In the pitched battle for the Republican presidential nomination, Rick Perry and Mitt Romney are both crusading against a modern-day conservative heresy that the other enacted as governor. For Romney, the well-trodden issue of his health care overhaul in Massachusetts and subsequent changes he made to his campaign book after Obama enacted a similar plan nationally have provided his chief rival with cannon fodder. Perry, meanwhile, has absorbed a barrage from Romney et al. over his support for a program that granted in-state college tuition to some illegal immigrants in Texas. The attacks might exploit different areas of Republican discomfort, but both Romney and Perry are covering themselves the same way: wrapping the issues in the cloak of states’ rights.
Romney’s regular invocation of the 10th amendment on health care is actually much older than many people realize. As a first-time presidential candidate in 2007, when Obama’s Affordable Care Act was nothing more than a twinkle in the junior Illinois Senator’s eye, Romney was downplaying the national potential of CommonwealthCare to Karen Tumulty:
Instead he rarely discusses the details of his Massachusetts plan and certainly doesn’t tout his partnership with Kennedy. As a presidential candidate, he cautiously adheres to by-the-book Republican dogma of giving individual states leeway in the form of tax breaks to design their own reforms.
Romney explains this seemingly odd tactical choice by arguing that he never intended for his Massachusetts plan to be a role model for the rest of the country. “An individual mandate in most states today–in all states but one–would be irresponsible and unfair,” Romney says. “Because in most states today, insurance is too expensive.”
Perry’s also been a fan of states rights arguments: His answer to tuition critics is that he did what he thought was right for Texas, while opposing similar legislation nationally. And that too matches with what he’s said in the past. He supported Arizona’s decision to impose a draconian immigration law without endorsing the policy itself. And his recent book, Fed Up!, was essentially a paean to decentralized governance. “From marriage to prayer, from zoning laws to tax policy, from our school systems to health care, and everything in between, it is essential to our liberty that we be allowed to live as we see fit through the democratic process at the local and state level,” he wrote.

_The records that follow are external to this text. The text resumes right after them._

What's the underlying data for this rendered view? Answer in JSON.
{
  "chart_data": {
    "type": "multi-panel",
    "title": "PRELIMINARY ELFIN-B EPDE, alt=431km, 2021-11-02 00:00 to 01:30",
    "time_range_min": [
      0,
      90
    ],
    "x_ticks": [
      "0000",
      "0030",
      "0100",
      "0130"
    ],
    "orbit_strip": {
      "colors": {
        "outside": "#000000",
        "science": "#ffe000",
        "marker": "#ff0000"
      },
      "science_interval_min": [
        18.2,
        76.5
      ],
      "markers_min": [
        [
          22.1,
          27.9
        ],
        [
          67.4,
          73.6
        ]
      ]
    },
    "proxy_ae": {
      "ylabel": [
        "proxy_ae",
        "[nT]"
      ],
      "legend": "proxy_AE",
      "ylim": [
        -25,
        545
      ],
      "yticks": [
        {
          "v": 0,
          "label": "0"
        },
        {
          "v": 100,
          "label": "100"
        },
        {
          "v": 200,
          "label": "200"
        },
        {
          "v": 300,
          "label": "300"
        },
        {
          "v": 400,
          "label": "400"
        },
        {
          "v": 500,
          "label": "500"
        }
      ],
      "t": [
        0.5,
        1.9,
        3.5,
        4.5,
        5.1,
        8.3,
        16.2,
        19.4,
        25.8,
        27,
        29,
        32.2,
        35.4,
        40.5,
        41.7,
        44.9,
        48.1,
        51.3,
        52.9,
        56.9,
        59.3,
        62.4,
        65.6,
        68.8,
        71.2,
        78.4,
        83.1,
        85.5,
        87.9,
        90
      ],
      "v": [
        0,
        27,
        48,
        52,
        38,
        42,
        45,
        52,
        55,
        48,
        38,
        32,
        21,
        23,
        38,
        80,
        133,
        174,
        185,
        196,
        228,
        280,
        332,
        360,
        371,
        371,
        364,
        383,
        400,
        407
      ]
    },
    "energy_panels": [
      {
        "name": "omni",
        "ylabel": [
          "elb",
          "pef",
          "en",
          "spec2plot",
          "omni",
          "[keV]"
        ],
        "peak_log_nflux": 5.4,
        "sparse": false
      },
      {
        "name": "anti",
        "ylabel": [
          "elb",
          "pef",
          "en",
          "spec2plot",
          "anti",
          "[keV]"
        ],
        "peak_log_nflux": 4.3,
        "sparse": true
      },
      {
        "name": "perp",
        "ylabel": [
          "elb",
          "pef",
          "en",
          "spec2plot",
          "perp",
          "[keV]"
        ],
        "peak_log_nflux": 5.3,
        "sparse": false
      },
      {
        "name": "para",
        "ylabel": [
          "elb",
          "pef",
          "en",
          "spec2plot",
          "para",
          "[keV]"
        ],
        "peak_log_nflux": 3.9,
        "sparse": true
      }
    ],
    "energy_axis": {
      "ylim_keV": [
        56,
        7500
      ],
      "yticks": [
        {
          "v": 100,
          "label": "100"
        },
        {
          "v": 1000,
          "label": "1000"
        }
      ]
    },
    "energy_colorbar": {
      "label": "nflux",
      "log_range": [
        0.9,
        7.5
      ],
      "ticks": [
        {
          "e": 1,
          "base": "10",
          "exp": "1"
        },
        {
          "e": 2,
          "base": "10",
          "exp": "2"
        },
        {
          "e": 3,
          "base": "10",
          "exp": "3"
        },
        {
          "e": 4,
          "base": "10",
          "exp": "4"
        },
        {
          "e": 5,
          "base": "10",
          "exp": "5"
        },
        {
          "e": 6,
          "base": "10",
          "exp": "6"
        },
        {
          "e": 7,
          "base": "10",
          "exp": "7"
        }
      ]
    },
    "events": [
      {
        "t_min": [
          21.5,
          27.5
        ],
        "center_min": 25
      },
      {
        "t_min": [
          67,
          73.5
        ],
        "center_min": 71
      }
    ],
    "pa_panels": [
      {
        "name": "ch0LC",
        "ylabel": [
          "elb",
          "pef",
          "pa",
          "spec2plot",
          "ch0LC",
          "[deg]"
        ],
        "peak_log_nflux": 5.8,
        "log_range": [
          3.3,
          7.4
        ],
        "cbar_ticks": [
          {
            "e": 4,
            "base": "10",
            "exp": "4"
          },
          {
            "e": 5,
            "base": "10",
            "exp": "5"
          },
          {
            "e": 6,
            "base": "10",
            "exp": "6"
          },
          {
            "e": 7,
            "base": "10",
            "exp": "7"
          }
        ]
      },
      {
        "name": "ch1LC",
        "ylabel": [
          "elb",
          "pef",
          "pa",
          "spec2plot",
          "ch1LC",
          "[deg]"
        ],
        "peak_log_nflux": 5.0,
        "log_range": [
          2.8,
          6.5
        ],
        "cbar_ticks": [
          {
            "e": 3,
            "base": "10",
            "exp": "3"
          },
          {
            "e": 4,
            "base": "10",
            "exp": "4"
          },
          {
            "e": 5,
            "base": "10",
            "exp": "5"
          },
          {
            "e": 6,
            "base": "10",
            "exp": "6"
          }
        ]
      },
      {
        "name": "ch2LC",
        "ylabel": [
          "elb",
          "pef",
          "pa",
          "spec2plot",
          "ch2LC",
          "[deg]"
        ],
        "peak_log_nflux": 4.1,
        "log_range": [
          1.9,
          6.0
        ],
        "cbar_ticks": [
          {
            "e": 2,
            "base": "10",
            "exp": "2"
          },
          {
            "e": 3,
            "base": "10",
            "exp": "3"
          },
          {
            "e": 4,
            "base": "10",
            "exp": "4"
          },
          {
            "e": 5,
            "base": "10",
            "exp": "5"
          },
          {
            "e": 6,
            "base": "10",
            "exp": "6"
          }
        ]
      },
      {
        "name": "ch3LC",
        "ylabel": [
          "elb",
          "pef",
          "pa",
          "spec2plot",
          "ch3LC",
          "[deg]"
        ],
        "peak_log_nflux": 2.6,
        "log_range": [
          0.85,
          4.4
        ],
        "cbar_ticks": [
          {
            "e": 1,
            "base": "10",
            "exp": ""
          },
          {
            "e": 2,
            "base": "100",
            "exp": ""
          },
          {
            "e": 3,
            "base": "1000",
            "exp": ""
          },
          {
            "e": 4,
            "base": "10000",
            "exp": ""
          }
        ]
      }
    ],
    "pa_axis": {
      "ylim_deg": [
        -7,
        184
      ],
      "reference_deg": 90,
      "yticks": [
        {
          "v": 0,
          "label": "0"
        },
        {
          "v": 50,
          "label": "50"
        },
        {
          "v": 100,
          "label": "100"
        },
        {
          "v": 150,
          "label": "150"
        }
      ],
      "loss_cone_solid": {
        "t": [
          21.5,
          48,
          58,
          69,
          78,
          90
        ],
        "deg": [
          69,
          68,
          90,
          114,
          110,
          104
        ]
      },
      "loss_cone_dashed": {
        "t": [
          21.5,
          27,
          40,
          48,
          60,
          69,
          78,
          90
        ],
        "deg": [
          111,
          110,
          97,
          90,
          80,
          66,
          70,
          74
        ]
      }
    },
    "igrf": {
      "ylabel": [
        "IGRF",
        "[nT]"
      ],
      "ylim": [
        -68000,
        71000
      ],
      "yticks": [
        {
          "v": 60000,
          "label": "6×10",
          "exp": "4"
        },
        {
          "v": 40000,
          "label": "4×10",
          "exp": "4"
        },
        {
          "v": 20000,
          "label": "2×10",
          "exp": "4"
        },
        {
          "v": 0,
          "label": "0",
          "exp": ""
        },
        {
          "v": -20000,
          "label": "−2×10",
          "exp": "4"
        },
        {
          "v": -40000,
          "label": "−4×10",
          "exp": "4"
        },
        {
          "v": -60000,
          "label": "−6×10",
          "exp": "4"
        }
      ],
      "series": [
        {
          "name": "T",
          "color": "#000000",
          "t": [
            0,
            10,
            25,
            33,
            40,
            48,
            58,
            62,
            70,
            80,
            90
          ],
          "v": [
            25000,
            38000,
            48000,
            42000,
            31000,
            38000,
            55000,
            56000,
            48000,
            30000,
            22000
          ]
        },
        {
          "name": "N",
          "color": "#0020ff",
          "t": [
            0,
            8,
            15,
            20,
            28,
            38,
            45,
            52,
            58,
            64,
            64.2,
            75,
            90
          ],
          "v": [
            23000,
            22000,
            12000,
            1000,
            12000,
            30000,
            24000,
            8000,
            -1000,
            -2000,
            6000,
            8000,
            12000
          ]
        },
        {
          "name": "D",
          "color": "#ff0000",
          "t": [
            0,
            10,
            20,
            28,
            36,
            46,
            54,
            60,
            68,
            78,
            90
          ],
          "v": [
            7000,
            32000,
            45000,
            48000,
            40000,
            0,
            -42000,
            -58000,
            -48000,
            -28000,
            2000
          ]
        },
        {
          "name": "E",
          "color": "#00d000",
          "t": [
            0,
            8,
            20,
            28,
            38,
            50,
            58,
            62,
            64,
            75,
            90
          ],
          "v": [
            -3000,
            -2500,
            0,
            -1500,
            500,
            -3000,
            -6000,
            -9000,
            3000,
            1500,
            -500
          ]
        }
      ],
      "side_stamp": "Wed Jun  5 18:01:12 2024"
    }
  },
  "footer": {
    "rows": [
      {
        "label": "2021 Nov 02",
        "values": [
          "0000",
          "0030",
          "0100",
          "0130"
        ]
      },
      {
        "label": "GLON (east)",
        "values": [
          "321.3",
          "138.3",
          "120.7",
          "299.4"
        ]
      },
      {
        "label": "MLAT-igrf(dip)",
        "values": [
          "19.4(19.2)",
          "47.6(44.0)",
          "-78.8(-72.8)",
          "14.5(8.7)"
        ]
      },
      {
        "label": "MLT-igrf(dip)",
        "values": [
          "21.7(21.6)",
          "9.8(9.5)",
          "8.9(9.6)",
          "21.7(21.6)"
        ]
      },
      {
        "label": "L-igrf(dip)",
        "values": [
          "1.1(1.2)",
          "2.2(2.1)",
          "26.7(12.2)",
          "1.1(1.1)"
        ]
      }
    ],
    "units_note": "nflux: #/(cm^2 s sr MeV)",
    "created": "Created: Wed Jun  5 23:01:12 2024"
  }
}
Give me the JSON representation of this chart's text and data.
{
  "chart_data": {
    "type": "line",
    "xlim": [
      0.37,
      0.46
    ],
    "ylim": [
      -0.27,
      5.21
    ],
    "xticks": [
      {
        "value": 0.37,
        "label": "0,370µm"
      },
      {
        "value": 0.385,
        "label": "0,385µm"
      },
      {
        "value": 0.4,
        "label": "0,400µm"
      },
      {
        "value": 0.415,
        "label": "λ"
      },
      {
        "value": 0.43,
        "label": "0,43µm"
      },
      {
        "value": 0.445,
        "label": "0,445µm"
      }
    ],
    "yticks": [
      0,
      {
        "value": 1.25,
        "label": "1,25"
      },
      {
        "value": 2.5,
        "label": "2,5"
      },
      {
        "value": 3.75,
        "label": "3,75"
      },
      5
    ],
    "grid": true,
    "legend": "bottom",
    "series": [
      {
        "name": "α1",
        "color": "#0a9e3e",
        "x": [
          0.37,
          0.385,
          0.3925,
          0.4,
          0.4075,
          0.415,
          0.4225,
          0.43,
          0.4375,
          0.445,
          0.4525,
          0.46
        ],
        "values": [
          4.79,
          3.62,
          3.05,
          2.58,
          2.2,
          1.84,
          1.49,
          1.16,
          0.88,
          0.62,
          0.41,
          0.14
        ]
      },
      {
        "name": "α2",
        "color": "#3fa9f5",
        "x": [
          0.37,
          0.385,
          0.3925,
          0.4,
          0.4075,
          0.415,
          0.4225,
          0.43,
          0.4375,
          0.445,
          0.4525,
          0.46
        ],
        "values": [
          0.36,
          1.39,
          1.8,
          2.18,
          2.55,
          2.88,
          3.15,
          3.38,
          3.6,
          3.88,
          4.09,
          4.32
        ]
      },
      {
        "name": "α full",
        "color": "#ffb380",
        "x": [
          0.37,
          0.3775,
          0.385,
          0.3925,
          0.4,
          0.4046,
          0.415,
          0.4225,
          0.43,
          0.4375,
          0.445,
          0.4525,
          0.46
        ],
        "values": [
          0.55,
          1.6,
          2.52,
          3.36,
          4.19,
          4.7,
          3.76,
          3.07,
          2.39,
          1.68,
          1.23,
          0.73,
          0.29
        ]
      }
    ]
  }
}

Many Republicans find this argument appealing, as far as it goes, which isn’t really very far. That whole “marriage” thing flies in the face of social conservative dogma on same-sex marriage as Perry found out earlier this year, when he briefly endorsed states’ right to allow gays to marry before backtracking to support a federal marriage amendment. And, most importantly, Republican primary voters don’t seem too keen on accepting a federalist defense of policies that are antithetical to their worldview. Dave Weigel talked to state party delegates in Florida about Perry’s immigration record, and came away with quotes like this: “Stop. Giving. To the illegals.” Romney has only avoided an extreme pile-on over CommonwealthCare so far because he made it old news, and thanks to Perry’s hulking frame, which caught the lion’s share of intra-party debate flak during Perry’s initial surge in national polls.
But it’s overwhelmingly likely that one of these two candidates will be the party’s nominee. “At the top of the race we are confronted with two men who have two problems. Both are 10th Amendment issues and both are states right issues,” writes Erick Erickson of Red State, who interprets Romney’s alleged one-time desire to impose CommonwealthCare on the nation (which, by the way, I think is hard to square with what Romney was saying in 2007) as the worse offense, while chafing at Perry’s suggestion that his immigration critics don’t “have a heart.” Erickson is acknowledging what seems to be the reality: Republican voters will have to come to terms with one of these uncomfortable positions, and with it, a federalist justification for their stance. “I think whether we like it or not,” he writes, “we should, as conservatives who believe the states should be engines of experiment, respect their right to solve problems in their states as they and their legislatures see fit.” What other choice is there?